The second thing that will impact the PSL is a reduction in all capital expenditure projects going forward. In other words as the cost of capital increases with the increase in interest rates, we can duly expect to see a reduction or a slowing down of investments in such things as development academies because such structures require an investment in fixed assets which require medium or long term debt funding. The cost of which will become progressively difficult to justify by way of a plausible risk and return parity.
The third thing that will be impacted in the PSL is the league’s attractiveness to foreign investment. In my up-coming book South African football, from the eye of the beholder. I dedicate a whole chapter to a discussion about the changes we can expect to occur in the ownership of clubs over the next twenty years owing to financial fair play rules implemented in the Europe over the last few years. In fact we have seen the Atlantico Madrid – Chippa United transaction take shape earlier this season which I think is the first of many such deals to come all over the world (please see link below for an blog I did earlier on the impact of these arrangements on the South African football industry).

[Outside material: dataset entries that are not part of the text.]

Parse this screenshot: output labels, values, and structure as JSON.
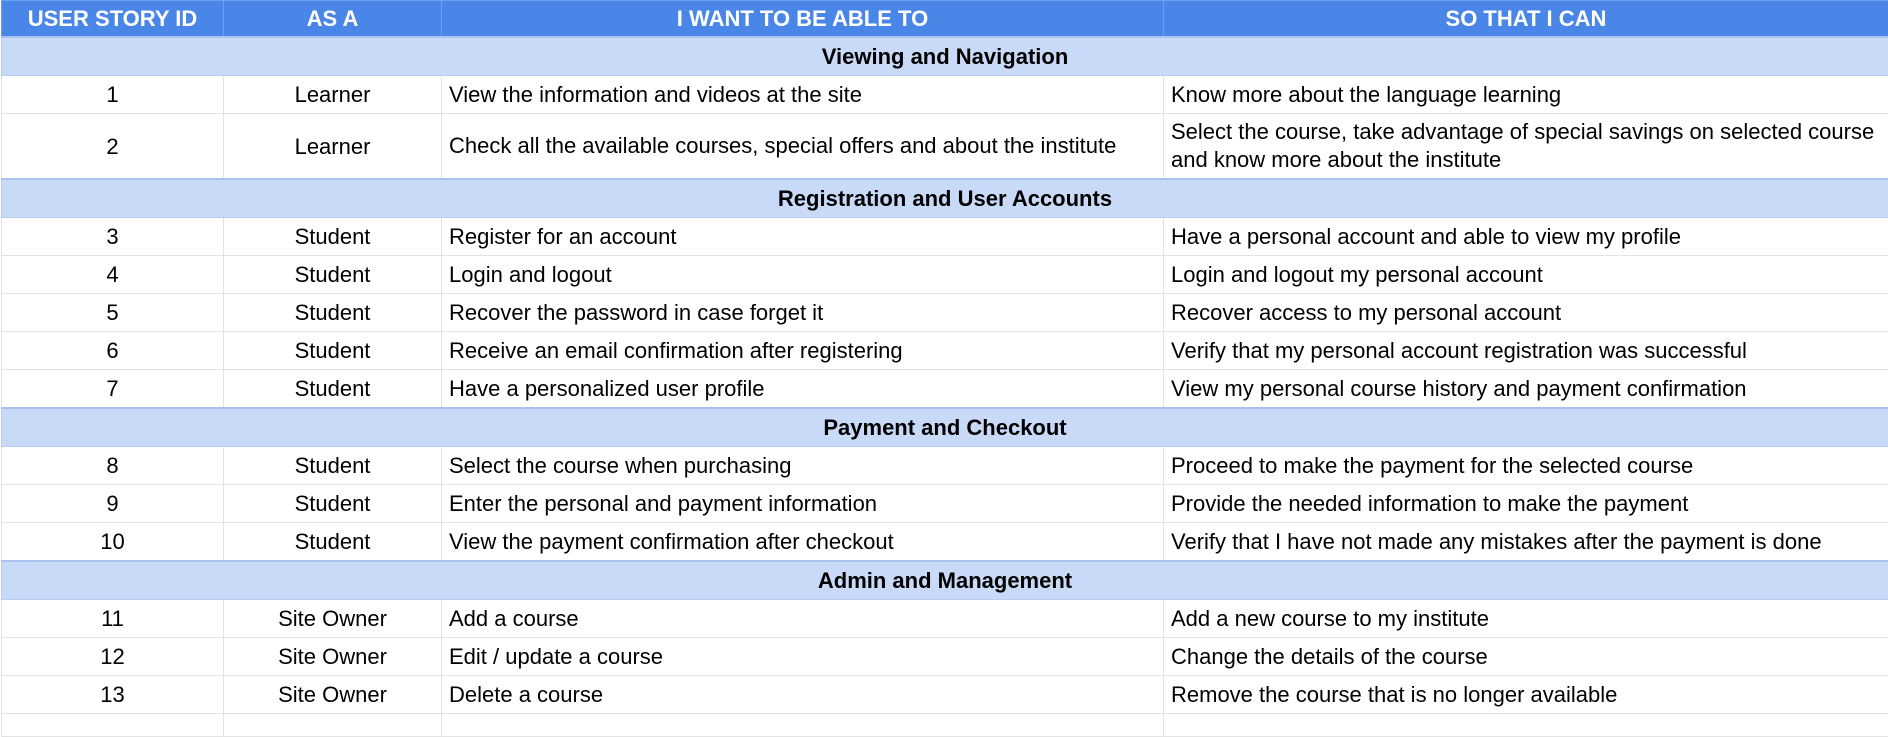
{
  "table": {
    "headers": [
      "USER STORY ID",
      "AS A",
      "I WANT TO BE ABLE TO",
      "SO THAT I CAN"
    ],
    "sections": [
      {
        "title": "Viewing and Navigation",
        "rows": [
          {
            "id": "1",
            "role": "Learner",
            "want": "View the information and videos at the site",
            "so_that": "Know more about the language learning"
          },
          {
            "id": "2",
            "role": "Learner",
            "want": "Check all the available courses, special offers and about the institute",
            "so_that": "Select the course, take advantage of special savings on selected course and know more about the institute"
          }
        ]
      },
      {
        "title": "Registration and User Accounts",
        "rows": [
          {
            "id": "3",
            "role": "Student",
            "want": "Register for an account",
            "so_that": "Have a personal account and able to view my profile"
          },
          {
            "id": "4",
            "role": "Student",
            "want": "Login and logout",
            "so_that": "Login and logout my personal account"
          },
          {
            "id": "5",
            "role": "Student",
            "want": "Recover the password in case forget it",
            "so_that": "Recover access to my personal account"
          },
          {
            "id": "6",
            "role": "Student",
            "want": "Receive an email confirmation after registering",
            "so_that": "Verify that my personal account registration was successful"
          },
          {
            "id": "7",
            "role": "Student",
            "want": "Have a personalized user profile",
            "so_that": "View my personal course history and payment confirmation"
          }
        ]
      },
      {
        "title": "Payment and Checkout",
        "rows": [
          {
            "id": "8",
            "role": "Student",
            "want": "Select the course when purchasing",
            "so_that": "Proceed to make the payment for the selected course"
          },
          {
            "id": "9",
            "role": "Student",
            "want": "Enter the personal and payment information",
            "so_that": "Provide the needed information to make the payment"
          },
          {
            "id": "10",
            "role": "Student",
            "want": "View the payment confirmation after checkout",
            "so_that": "Verify that I have not made any mistakes after the payment is done"
          }
        ]
      },
      {
        "title": "Admin and Management",
        "rows": [
          {
            "id": "11",
            "role": "Site Owner",
            "want": "Add a course",
            "so_that": "Add a new course to my institute"
          },
          {
            "id": "12",
            "role": "Site Owner",
            "want": "Edit / update a course",
            "so_that": "Change the details of the course"
          },
          {
            "id": "13",
            "role": "Site Owner",
            "want": "Delete a course",
            "so_that": "Remove the course that is no longer available"
          }
        ]
      }
    ]
  },
  "colors": {
    "header_bg": "#4a86e8",
    "section_bg": "#c9daf8",
    "grid": "#e3e3e3"
  }
}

So the question begs knowing that a junk status rating effectively says to an investor – do not invest your money in that country because you might not reap any returns. The question begs, does the downgrade means that clubs in the PSL present far less attractive investment going forward? Or conversely does the drop in currency mean that the European clubs can now buy PSL clubs at a fraction of what they would have had to pay three weeks ago?
I am not sure.
What I do know is, either way the junk status will affect the investment decision on this matter. Because even if the clubs might prefer to over-look the junk status rating, because of the infrastructural benefits offered by South Africa as a host country. The net present values (NPV) and internal rate of return (IRR) calculations will still be done using a higher inflation and interest rate outlook than before. And therefore the return on investment demands or expected returns on their South African entity will be higher than it would have been three weeks ago.
Whatever the impact, a PSL club will become harder to run as a viable entity over the next few year. But I have always argued that we have better business people running clubs in our league than in many of the UEFA leagues. Let’s be honest, we have gone through many dips in our economy including a recession. How many clubs did we lose? Moroka Swallows. Think about that.